Bequeathing investments to children and grand kids in your life-time is a type of tax planning for controlling your property. In this way, you can lower your estate as well as your beneficiaries inheritance tax exposure. However, there are other factors to think about, as you share your wealth with future generations -- not the least of which are the tax consequences you could incur while giving assets including cash, securities, or property to children.
In view of the cash-contribution limitations for 529 Programs, the tax planning of employing UGMA and UTMA accounts may offer greater flexibility for transferring resources to kids. UGMA and UTMA accounts are easy to setup, and most mutual fund and economic service companies offer them. Resources can include money and securities could be transferred into a UGMA or UTMA account and managed at your direction. On drawback, nevertheless, is that the minor gets possession of the account at the age of 18 or 21 (based on state guidelines) - an age at which most children have yet to develop financial sensibility. Also, the income from the underlying investments is subject to state and federal income taxation. Capital gains taxes can also occur in case the resources are sold for an income. Basically, different tax planning to move investments have offsetting pros and cons.

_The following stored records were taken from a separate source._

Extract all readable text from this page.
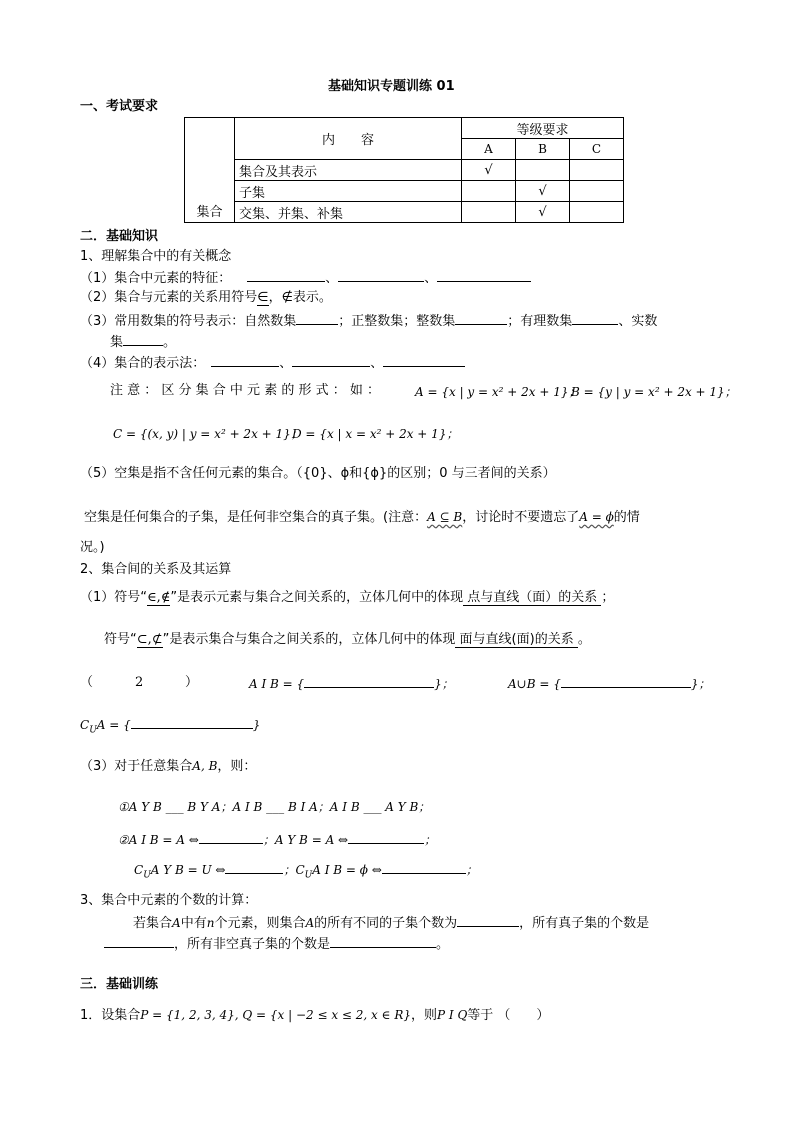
基础知识专题训练 01
一、考试要求
集合	内　　容	等级要求		
		A	B	C
	集合及其表示	√		
	子集		√	
	交集、并集、补集		√	
二．基础知识
1、理解集合中的有关概念
（1）集合中元素的特征：	、	、
（2）集合与元素的关系用符号∈，∉表示。
（3）常用数集的符号表示：自然数集	；正整数集；整数集	；有理数集	、实数
集	。
（4）集合的表示法：	、	、
注 意 ： 区 分 集 合 中 元 素 的 形 式 ： 如 ：	A = {x | y = x² + 2x + 1}；
B = {y | y = x² + 2x + 1}；
C = {(x, y) | y = x² + 2x + 1}；
D = {x | x = x² + 2x + 1}；
（5）空集是指不含任何元素的集合。（{0}、ϕ和{ϕ}的区别；0 与三者间的关系）
空集是任何集合的子集，是任何非空集合的真子集。(注意：A ⊆ B，讨论时不要遗忘了A = ϕ的情
况。)
2、集合间的关系及其运算
（1）符号“∈,∉”是表示元素与集合之间关系的，立体几何中的体现 点与直线（面）的关系 ；
符号“⊂,⊄”是表示集合与集合之间关系的，立体几何中的体现 面与直线(面)的关系 。
（	2	）	A I B = {	}；	A∪B = {	}；
$C_UA$ = {	}
（3）对于任意集合A, B，则：
①A Y B ___ B Y A；A I B ___ B I A；A I B ___ A Y B；
②A I B = A ⇔	；A Y B = A ⇔	；
$C_UA$ Y B = U ⇔	；$C_UA$ I B = ϕ ⇔	；
3、集合中元素的个数的计算：
若集合A中有n个元素，则集合A的所有不同的子集个数为	，所有真子集的个数是
，所有非空真子集的个数是	。
三．基础训练
1．设集合P = {1, 2, 3, 4}, Q = {x | −2 ≤ x ≤ 2, x ∈ R}，则P I Q等于 （　　）
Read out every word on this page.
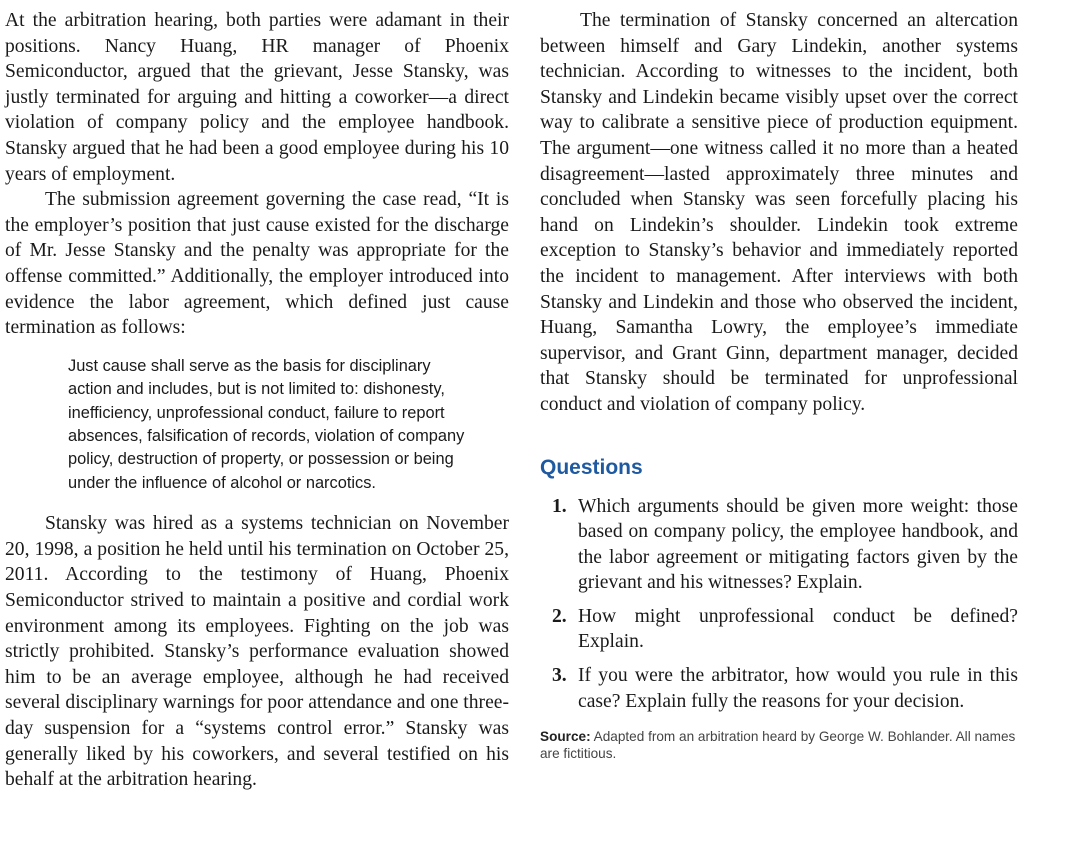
At the arbitration hearing, both parties were adamant in their positions. Nancy Huang, HR manager of Phoenix Semiconductor, argued that the grievant, Jesse Stansky, was justly terminated for arguing and hitting a coworker—a direct violation of company policy and the employee handbook. Stansky argued that he had been a good employee during his 10 years of employment.

The submission agreement governing the case read, “It is the employer’s position that just cause existed for the discharge of Mr. Jesse Stansky and the penalty was appropriate for the offense committed.” Additionally, the employer introduced into evidence the labor agreement, which defined just cause termination as follows:

Just cause shall serve as the basis for disciplinary action and includes, but is not limited to: dishonesty, inefficiency, unprofessional conduct, failure to report absences, falsification of records, violation of company policy, destruction of property, or possession or being under the influence of alcohol or narcotics.

Stansky was hired as a systems technician on November 20, 1998, a position he held until his termination on October 25, 2011. According to the testimony of Huang, Phoenix Semiconductor strived to maintain a positive and cordial work environment among its employees. Fighting on the job was strictly prohibited. Stansky’s performance evaluation showed him to be an average employee, although he had received several disciplinary warnings for poor attendance and one three-day suspension for a “systems control error.” Stansky was generally liked by his coworkers, and several testified on his behalf at the arbitration hearing.

The termination of Stansky concerned an altercation between himself and Gary Lindekin, another systems technician. According to witnesses to the incident, both Stansky and Lindekin became visibly upset over the correct way to calibrate a sensitive piece of production equipment. The argument—one witness called it no more than a heated disagreement—lasted approximately three minutes and concluded when Stansky was seen forcefully placing his hand on Lindekin’s shoulder. Lindekin took extreme exception to Stansky’s behavior and immediately reported the incident to management. After interviews with both Stansky and Lindekin and those who observed the incident, Huang, Samantha Lowry, the employee’s immediate supervisor, and Grant Ginn, department manager, decided that Stansky should be terminated for unprofessional conduct and violation of company policy.

Questions
1. Which arguments should be given more weight: those based on company policy, the employee handbook, and the labor agreement or mitigating factors given by the grievant and his witnesses? Explain.
2. How might unprofessional conduct be defined? Explain.
3. If you were the arbitrator, how would you rule in this case? Explain fully the reasons for your decision.
Source: Adapted from an arbitration heard by George W. Bohlander. All names are fictitious.
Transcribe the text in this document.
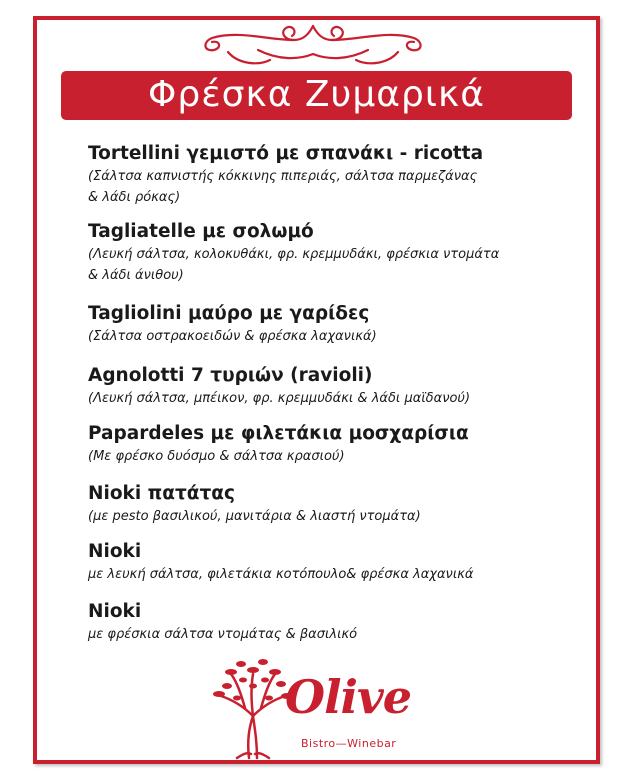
Φρέσκα Ζυμαρικά
Tortellini γεμιστό με σπανάκι - ricotta
(Σάλτσα καπνιστής κόκκινης πιπεριάς, σάλτσα παρμεζάνας
& λάδι ρόκας)
Tagliatelle με σολωμό
(Λευκή σάλτσα, κολοκυθάκι, φρ. κρεμμυδάκι, φρέσκια ντομάτα
& λάδι άνιθου)
Tagliolini μαύρο με γαρίδες
(Σάλτσα οστρακοειδών & φρέσκα λαχανικά)
Agnolotti 7 τυριών (ravioli)
(Λευκή σάλτσα, μπέικον, φρ. κρεμμυδάκι & λάδι μαϊδανού)
Papardeles με φιλετάκια μοσχαρίσια
(Με φρέσκο δυόσμο & σάλτσα κρασιού)
Nioki πατάτας
(με pesto βασιλικού, μανιτάρια & λιαστή ντομάτα)
Nioki
με λευκή σάλτσα, φιλετάκια κοτόπουλο& φρέσκα λαχανικά
Nioki
με φρέσκια σάλτσα ντομάτας & βασιλικό
Olive
Bistro—Winebar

Numerous mothers and fathers and grandfathers and grandmothers seek to offer financial assistance to their children and grandkids for educational and college costs. Section 529 Plans are among popular tax planning for financing higher education costs. Under current federal law, any revenue from all of these plans accumulate on a tax-deferred basis and upcoming withdrawals are tax-free is used for certified higher-education expenditures. Furthermore, these types of programs allow for initial contributions of up to $65,000 with out incurring a federal gift tax ($130,000 for a married couple). When this is completed, the $13,000 annual gift-tax exclusion is pro-rated over following 5 tax years.
However, these types of plans have several limitations and several people choose other tax planning strategies. With 529 accounts, all contributions should be made in money, and the assets in a 529 account must be invested in the investment alternatives provided by the state-sponsored plan. This means you cannot move non-cash resources including shares or mutual fund shares to a child's 529 account. The actual investments in these programs are securities and may be subject to market unpredictability and variation. Pursuant to the Economic Growth and Tax Relief Reconciliation Act of 2001 ("EGTRRA"), certified withdrawals are federal income tax free.
As previously mentioned, the yearly federal gift tax exclusion is $13,000 per individual ($26,000 for married couples). The tax planning of gifting has its restrictions. This annual gift exclusion applies to present interest gifts only. Therefore, the question of what constitutes a "present" and a "future" interest as it relates to the exclusion that may present real planning problems with some gifts to minors. Furthermore, while outright gifts to minors pose no certain gift exclusion issues, there are practical, property management obstacles that appear with larger gifts. Actually, several states restrict a minor's legitimate right to purchase, look after, sell, or transfer property.
There are several tax planning strategies for gifting resources to kids, just a few of which are covered in this posting.